Loading with Apache Spark

When using the Spark loader, the dataset files must be located at the dataset filepath on all nodes (e.g., by having separate copies or using a network share such as NFS).

In general, using Spark withing Docker is tricky because the Spark driver, Spark master, and Spark nodes all need to be able to communicate and the ports are dynamically selected. (Some of the ports can be fixed, but supporting multiple simultaneous loaders requires leaving some dynamic.) This doesn't play well with Docker's port mapping, since the hostnames and ports that Spark advertises internally must match what is available through Docker. Further complicating this is that host networking (which is used to support the dynamic ports) does not work correctly on Mac.

Cluster mode

  1. Start and connect to a loader container:

     docker-compose -f loader.docker-compose.yml run --rm loader /bin/bash
    
  2. Invoke the loader:

     spark-submit \
     --jars elasticsearch-hadoop.jar \
     --master spark://$SPARK_MASTER_HOST:7101 \
     --py-files dist/TweetSets-0.1-py3.6.egg,dependencies.zip \
     --conf spark.driver.bindAddress=0.0.0.0 \
     --conf spark.driver.host=$SPARK_DRIVER_HOST \
     tweetset_loader.py spark-create /dataset/path/to
    

Kibana

Elastic's Kibana is a general-purpose framework for exploring, analyzing, and visualizing data. Since the tweets are already indexed in ElasticSearch, they are ready to be used from Kibana.

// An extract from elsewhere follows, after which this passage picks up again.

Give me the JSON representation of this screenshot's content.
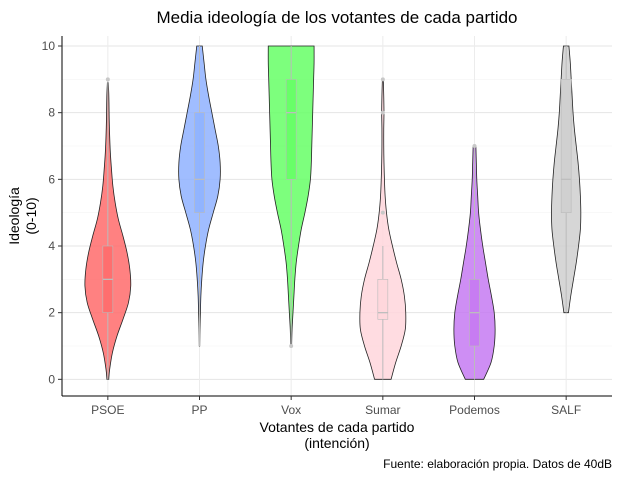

To enable Kibana, uncomment the Kibana service in your docker-compose.yml. By default, Kibana will run on port 5601.

A few notes about Kibana:

  • When starting Kibana, the first step you will need to do is select an index pattern. Each index represents a dataset, where the format of the name of the index is tweets-. The dataset id is available under the dataset details when selecting source datasets in TweetSets.
  • The time period of the tweets is controlled by the date picker on the top, right of the Kibana screen. By default the time period is very short; you will probably want to adjust to cover a longer time period.

Citing

Please cite TweetSets as:

    Justin Littman. (2018). TweetSets. Zenodo. https://doi.org/10.5281/zenodo.1289426

Kibana TODO

  • Consider multiple Kibana users.
  • Consider persistence.
  • Provide a default dashboard.
  • Consider approaches to index patterns.

TweetSets TODO

  • Loading:
    • Hydration of tweet ids lists.
  • Limiting:
    • Limit by mention user ids
    • Limit by user ids
    • Limit by verified users
  • Scroll additional sample tweets
  • Dataset derivatives:
    • Additional top derivatives:
      • URL
      • Quotes/retweets
    • Options to limit top derivatives by:
      • Top number (e.g., top 500)
      • Count greater than (e.g., more than 5 mentions)
    • Additional nodes/edges derivatives:
      • Replies
      • Quotes/retweets
    • Provide nodes/edges in additional formats such as Gephi.
  • Separate counts of tweets available for public / local on home page.